The readings are from the Catholic lectionary for daily mass while the headline is meant to keep my thinking real:
Zephaniah 3:1-2,9-13 ©
Trouble is coming to the rebellious, the defiled,
the tyrannical city!
She would never listen to the call,
would never learn the lesson;
she has never trusted in the Lord,
never drawn near to her God.
Yes, I will then give the peoples lips that are clean,
so that all may invoke the name of the Lord
and serve him under the same yoke.
From beyond the banks of the rivers of Ethiopia my suppliants
will bring me offerings.
When that day comes
you need feel no shame for all the misdeeds
you have committed against me,
for I will remove your proud boasters
from your midst;
and you will cease to strut
on my holy mountain.
In your midst I will leave
a humble and lowly people,
and those who are left in Israel will seek refuge in the name of the Lord.
They will do no wrong,
will tell no lies;
and the perjured tongue will no longer
be found in their mouths.
But they will be able to graze and rest
with no one to disturb them.
The prophet Zephaniah lived towards the end of the 7th century BCE. His prophecies are directed mainly at the rulers and citizens of Jerusalem, whom he describes as complacent, arrogant, irrreligious and unjust. Even the guardians of faith, the prophets and priests, do not escape his withering scorn. The prophet envisages that Jerusalem will be sacked by foreign troops and its leading citizens carted off to exile, which is in fact what happened in 586 BCE. For the prophet however this is a beginning rather than an end. Once the arrogant upper class have been removed the poor, modest people left behind will be able to express their faith in God and his justice, and will receive his blessing.
In historical fact the fate of those left behind in Jerusalem by the Babylonians is undocumented and unknown, and we hear of them only in the perspective of those who eventually returned from exile in 538 BCE.

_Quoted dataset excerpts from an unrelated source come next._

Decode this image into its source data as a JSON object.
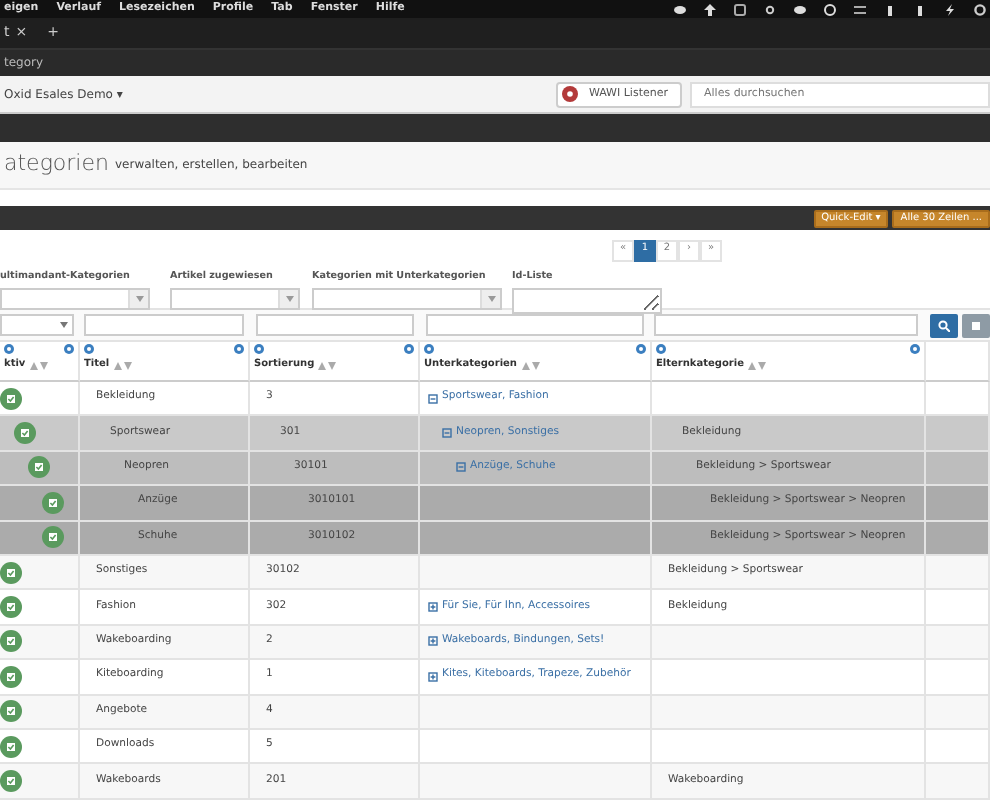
{
  "menu_bar": {
    "items": [
      "eigen",
      "Verlauf",
      "Lesezeichen",
      "Profile",
      "Tab",
      "Fenster",
      "Hilfe"
    ]
  },
  "browser": {
    "tab": {
      "label": "t",
      "close": "×"
    },
    "new_tab": "+",
    "address": "tegory"
  },
  "header": {
    "shop": "Oxid Esales Demo ▾",
    "wawi_button": "WAWI Listener",
    "search": {
      "placeholder": "Alles durchsuchen"
    }
  },
  "page_title": {
    "title": "ategorien",
    "subtitle": "verwalten, erstellen, bearbeiten"
  },
  "toolbar": {
    "buttons": [
      "Quick-Edit ▾",
      "Alle 30 Zeilen ..."
    ]
  },
  "pagination": [
    {
      "label": "«",
      "selected": false
    },
    {
      "label": "1",
      "selected": true
    },
    {
      "label": "2",
      "selected": false
    },
    {
      "label": "›",
      "selected": false
    },
    {
      "label": "»",
      "selected": false
    }
  ],
  "filters": [
    {
      "label": "ultimandant-Kategorien",
      "kind": "select"
    },
    {
      "label": "Artikel zugewiesen",
      "kind": "select"
    },
    {
      "label": "Kategorien mit Unterkategorien",
      "kind": "select"
    },
    {
      "label": "Id-Liste",
      "kind": "textarea"
    }
  ],
  "columns": [
    "ktiv",
    "Titel",
    "Sortierung",
    "Unterkategorien",
    "Elternkategorie"
  ],
  "rows": [
    {
      "active": true,
      "title": "Bekleidung",
      "sort": "3",
      "subcategories": "Sportswear, Fashion",
      "expanded": true,
      "parent": "",
      "children": [
        {
          "active": true,
          "title": "Sportswear",
          "sort": "301",
          "subcategories": "Neopren, Sonstiges",
          "expanded": true,
          "parent": "Bekleidung",
          "children": [
            {
              "active": true,
              "title": "Neopren",
              "sort": "30101",
              "subcategories": "Anzüge, Schuhe",
              "expanded": true,
              "parent": "Bekleidung > Sportswear",
              "children": [
                {
                  "active": true,
                  "title": "Anzüge",
                  "sort": "3010101",
                  "parent": "Bekleidung > Sportswear > Neopren"
                },
                {
                  "active": true,
                  "title": "Schuhe",
                  "sort": "3010102",
                  "parent": "Bekleidung > Sportswear > Neopren"
                }
              ]
            }
          ]
        }
      ]
    },
    {
      "active": true,
      "title": "Sonstiges",
      "sort": "30102",
      "parent": "Bekleidung > Sportswear"
    },
    {
      "active": true,
      "title": "Fashion",
      "sort": "302",
      "subcategories": "Für Sie, Für Ihn, Accessoires",
      "expanded": false,
      "parent": "Bekleidung"
    },
    {
      "active": true,
      "title": "Wakeboarding",
      "sort": "2",
      "subcategories": "Wakeboards, Bindungen, Sets!",
      "expanded": false,
      "parent": ""
    },
    {
      "active": true,
      "title": "Kiteboarding",
      "sort": "1",
      "subcategories": "Kites, Kiteboards, Trapeze, Zubehör",
      "expanded": false,
      "parent": ""
    },
    {
      "active": true,
      "title": "Angebote",
      "sort": "4",
      "parent": ""
    },
    {
      "active": true,
      "title": "Downloads",
      "sort": "5",
      "parent": ""
    },
    {
      "active": true,
      "title": "Wakeboards",
      "sort": "201",
      "parent": "Wakeboarding"
    }
  ]
}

My own view of the Hebrew prophets was formed in in the 1960’s when these ferocious representatives of Israel’s God seemed ideal social critics. More lately, faced with Islamic Imams and Tea Party preachers voicing their vision of justice, I have begun to wonder just a little about my former heroes. Were they as careless about facts as their modern counterparts? Was their violent language simply metaphorical or did they welcome real violence? Were they expressing divine anger or their own? And most importantly were they merely engaged in a fundamentalist rebellion against the modernity of their times?
I don’t know enough to answer these questions, and I still respond to the sort of justice proclaimed in this passage, but even here there’s something about Zepahaniah’s lip-smacking satisfaction at God’s punishment that worries me. That, plus his certainty that through all his denunciations, it is the Lord who is speaking.
Matthew 21:28-32 ©
Jesus said to the chief priests and elders of the people, ‘What is your opinion? A man had two sons. He went and said to the first, “My boy, you go and work in the vineyard today.” He answered, “I will not go,” but afterwards thought better of it and went. The man then went and said the same thing to the second who answered, “Certainly, sir,” but did not go. Which of the two did the father’s will?’ ‘The first’ they said. Jesus said to them, ‘I tell you solemnly, tax collectors and prostitutes are making their way into the kingdom of God before you. For John came to you, a pattern of true righteousness, but you did not believe him, and yet the tax collectors and prostitutes did. Even after seeing that, you refused to think better of it and believe in him.’
This is one of those stories that explains Jesus’ unpopularity with the religious leaders of his people. He smacks them in the face with prostitutes and tax-collectors. These, the dregs of Jewish society, both of them suspect because of their collaboration with Romans, had trusted John and were now flocking to Jesus. Jesus’ sober recognition of the appeal of God’s way to people who know their faults, and its lack of appeal to those who don’t, is very convincing. His quiet, almost humorous critique of those who merely talk obedience to God remains deadly to all religious pretenders, including me.